# In the Causal Set theory, what actually is a causal set?

The causal set theory is an approach to quantum gravity. But don't understand what it claims spacetime to be made of. What is a causal set? Is it a physical object or just a spacetime event? I read the wiki page and watched a few videos on it, but I still just don't understand it.

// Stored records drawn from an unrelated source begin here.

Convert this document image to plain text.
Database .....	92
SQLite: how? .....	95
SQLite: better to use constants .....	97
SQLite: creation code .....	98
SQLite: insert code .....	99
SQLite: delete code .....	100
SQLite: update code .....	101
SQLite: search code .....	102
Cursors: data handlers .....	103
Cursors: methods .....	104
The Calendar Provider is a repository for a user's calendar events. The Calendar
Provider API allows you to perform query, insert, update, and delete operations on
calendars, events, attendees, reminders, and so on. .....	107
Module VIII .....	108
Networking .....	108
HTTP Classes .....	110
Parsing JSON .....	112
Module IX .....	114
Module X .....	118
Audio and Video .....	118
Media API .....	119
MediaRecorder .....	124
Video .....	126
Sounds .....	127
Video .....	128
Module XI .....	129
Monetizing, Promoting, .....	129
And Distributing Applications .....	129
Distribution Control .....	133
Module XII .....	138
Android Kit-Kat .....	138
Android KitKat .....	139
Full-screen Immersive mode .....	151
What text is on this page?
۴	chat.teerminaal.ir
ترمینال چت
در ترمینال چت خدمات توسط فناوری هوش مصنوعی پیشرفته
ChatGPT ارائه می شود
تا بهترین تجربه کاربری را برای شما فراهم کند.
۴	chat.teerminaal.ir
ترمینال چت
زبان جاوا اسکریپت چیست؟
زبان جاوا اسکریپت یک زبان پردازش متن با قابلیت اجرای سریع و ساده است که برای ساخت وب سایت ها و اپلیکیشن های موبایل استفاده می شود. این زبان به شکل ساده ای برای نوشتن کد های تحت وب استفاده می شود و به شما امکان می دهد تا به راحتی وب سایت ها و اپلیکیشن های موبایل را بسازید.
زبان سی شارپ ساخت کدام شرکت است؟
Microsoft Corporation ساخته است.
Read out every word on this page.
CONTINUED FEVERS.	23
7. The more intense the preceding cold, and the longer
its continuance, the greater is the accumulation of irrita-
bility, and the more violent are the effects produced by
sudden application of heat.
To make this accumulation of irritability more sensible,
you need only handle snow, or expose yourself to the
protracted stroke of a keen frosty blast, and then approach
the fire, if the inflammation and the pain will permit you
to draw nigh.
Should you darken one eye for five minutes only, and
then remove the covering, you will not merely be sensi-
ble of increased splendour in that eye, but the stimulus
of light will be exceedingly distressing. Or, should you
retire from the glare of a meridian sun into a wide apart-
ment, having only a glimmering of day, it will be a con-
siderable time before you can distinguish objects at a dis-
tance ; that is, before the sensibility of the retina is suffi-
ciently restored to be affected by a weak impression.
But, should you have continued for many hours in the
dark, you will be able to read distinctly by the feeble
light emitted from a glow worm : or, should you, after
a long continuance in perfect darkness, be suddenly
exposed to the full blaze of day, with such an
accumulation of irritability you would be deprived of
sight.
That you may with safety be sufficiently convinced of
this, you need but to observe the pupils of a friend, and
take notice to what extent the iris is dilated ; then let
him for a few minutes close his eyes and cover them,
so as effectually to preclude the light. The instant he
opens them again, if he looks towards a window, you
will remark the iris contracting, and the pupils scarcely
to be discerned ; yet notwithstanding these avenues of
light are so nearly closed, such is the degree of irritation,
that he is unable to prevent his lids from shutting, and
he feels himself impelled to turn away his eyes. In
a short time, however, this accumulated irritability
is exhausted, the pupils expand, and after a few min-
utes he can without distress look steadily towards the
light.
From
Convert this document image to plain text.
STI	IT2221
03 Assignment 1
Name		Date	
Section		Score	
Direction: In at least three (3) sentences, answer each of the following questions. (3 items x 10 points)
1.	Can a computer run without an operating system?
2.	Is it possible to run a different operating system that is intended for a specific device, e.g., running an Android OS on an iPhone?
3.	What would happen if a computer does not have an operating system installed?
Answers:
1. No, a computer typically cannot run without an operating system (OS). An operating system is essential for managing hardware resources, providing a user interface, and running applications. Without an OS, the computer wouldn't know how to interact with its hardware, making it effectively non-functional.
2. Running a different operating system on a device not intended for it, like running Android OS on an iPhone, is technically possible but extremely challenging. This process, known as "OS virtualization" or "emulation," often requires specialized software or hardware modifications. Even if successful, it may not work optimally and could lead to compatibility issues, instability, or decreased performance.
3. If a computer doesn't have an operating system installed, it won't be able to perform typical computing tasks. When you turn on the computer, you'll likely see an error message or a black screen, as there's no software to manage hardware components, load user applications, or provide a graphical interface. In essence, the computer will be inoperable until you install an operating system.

• To improve your chance of an answer, you should include research you have done yourself, or cite books you have read.
– user146020
Mar 23, 2017 at 22:48
• @JohnForkosh So, according to the Causal Sets spacetime emerges by a set of events?
– 2117
Mar 24, 2017 at 0:32
• Yeah, as I understand it, which isn't much. It's the causet structure (poset ordering) that's axiomatically fundamental, and everything else emerges (is constructed) from that. But, to repeat, I know next-to-nothing about it (and that's approaching zero from the negative side:) I'd started reading arxiv.org/abs/gr-qc/0106024 mostly just for its first two chapters as an intro to causets. Or you might try arxiv.org/abs/gr-qc/9909075 for an even briefer intro. Personally I found Dou's better. The introductory parts of theses often seem to have meaty-yet-accessible discussions.
– user89220
Mar 24, 2017 at 5:00

A causal set builds a universe from just two things: particles and actions. This means that spacetime is made up of particles and each particle has a family history of causes from which it emerged.

Light traveling through space is a set of causally linked particles even though we think of space as empty. Of course, quantum space is actually chock full of vacuum oscillators and so space is already a causal set. All matter comes from other matter and so matter is also a causal set.

The real issue is what exactly does a causal set do for explaining reality. Quantum charge is already a causal set and so making quantum gravity a causal set seems to set the stage for unification of charge and gravity. However, that has not yet been the case.